Nel frattempo è arrivata anche la cimice asiatica a minare, in particolare, la produzione di pesche. «Sono stati stanziati recentemente dei fondi per installare delle reti nei campi, delle sorte di zanzariere – afferma Gaddoni – ma questa non può essere la soluzione. Per contrastare efficacemente la cimice asiatica, bisognerebbe fare una deroga su alcuni trattamenti biologici specifici in grado di eliminare questi insetti, come è stato fatto in altri Paesi».
Romano Gaddoni: “La filiera produttiva va ripensata, le istituzioni devono incontrare gli agricoltori”
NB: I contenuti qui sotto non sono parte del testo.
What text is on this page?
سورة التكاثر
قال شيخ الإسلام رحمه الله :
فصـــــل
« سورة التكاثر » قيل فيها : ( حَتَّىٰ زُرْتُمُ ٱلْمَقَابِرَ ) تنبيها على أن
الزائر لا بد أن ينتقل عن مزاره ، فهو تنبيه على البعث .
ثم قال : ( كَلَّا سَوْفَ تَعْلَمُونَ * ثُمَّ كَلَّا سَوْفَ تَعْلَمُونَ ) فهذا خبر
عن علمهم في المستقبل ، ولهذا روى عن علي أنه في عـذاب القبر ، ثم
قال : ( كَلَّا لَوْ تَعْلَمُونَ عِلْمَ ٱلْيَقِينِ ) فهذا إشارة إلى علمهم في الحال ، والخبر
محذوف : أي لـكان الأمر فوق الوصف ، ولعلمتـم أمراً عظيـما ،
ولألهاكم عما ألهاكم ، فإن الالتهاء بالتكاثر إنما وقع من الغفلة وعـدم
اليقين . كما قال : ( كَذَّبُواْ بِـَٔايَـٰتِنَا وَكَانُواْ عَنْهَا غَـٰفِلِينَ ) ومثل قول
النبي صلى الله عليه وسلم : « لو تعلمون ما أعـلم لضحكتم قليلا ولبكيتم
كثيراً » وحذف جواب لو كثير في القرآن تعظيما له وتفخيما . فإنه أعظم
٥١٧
E non sono solo maltempo e cimice asiatica a mettere a dura prova i coltivatori diretti: oltre a essere più basse rispetto al passato, le produzioni vengono pagate sempre meno. Un altro grande problema degli agricoltori riguarda infatti i prezzi della frutta, in particolare della frutta estiva, che raramente arriva a toccare i 30 centesimi al kg e si ferma, perlopiù, ai 23-24 centesimi massimo per le albicocche, ai 20 per le prugne e ai 20-23 per le pesche, senza contare lo scarto in calibrazione. «La filiera produttiva va assolutamente ripensata – suggerisce Gaddoni – altrimenti tante aziende, nel giro di qualche anno, rischiano di chiudere. Le istituzioni locali e regionali devono assolutamente incontrare gli agricoltori, venire nei loro campi, parlare con loro e non solo con le associazioni di categoria e le cooperative, per capire concretamente quali sono le problematiche che dobbiamo affrontare ogni giorno. La Romagna deve puntare su frutta di qualità e gli agricoltori devono essere messi in condizione di poter fare al meglio il proprio lavoro, rendendo la filiera produttiva meno iniqua: è inammissibile che al supermercato la stessa merce che un coltivatore vende a 20 centesimi al kg arrivi a quasi 3 euro, oppure che nelle scuole vengano date pesche o kiwi di altri Paesi senza valorizzare i nostri prodotti. Ci vorrebbe un prezzo minimo garantito concordato, che si attesti attorno ai 40-45 centesimi al kg, per far sì che l’agricoltura nel nostro territorio abbia un futuro».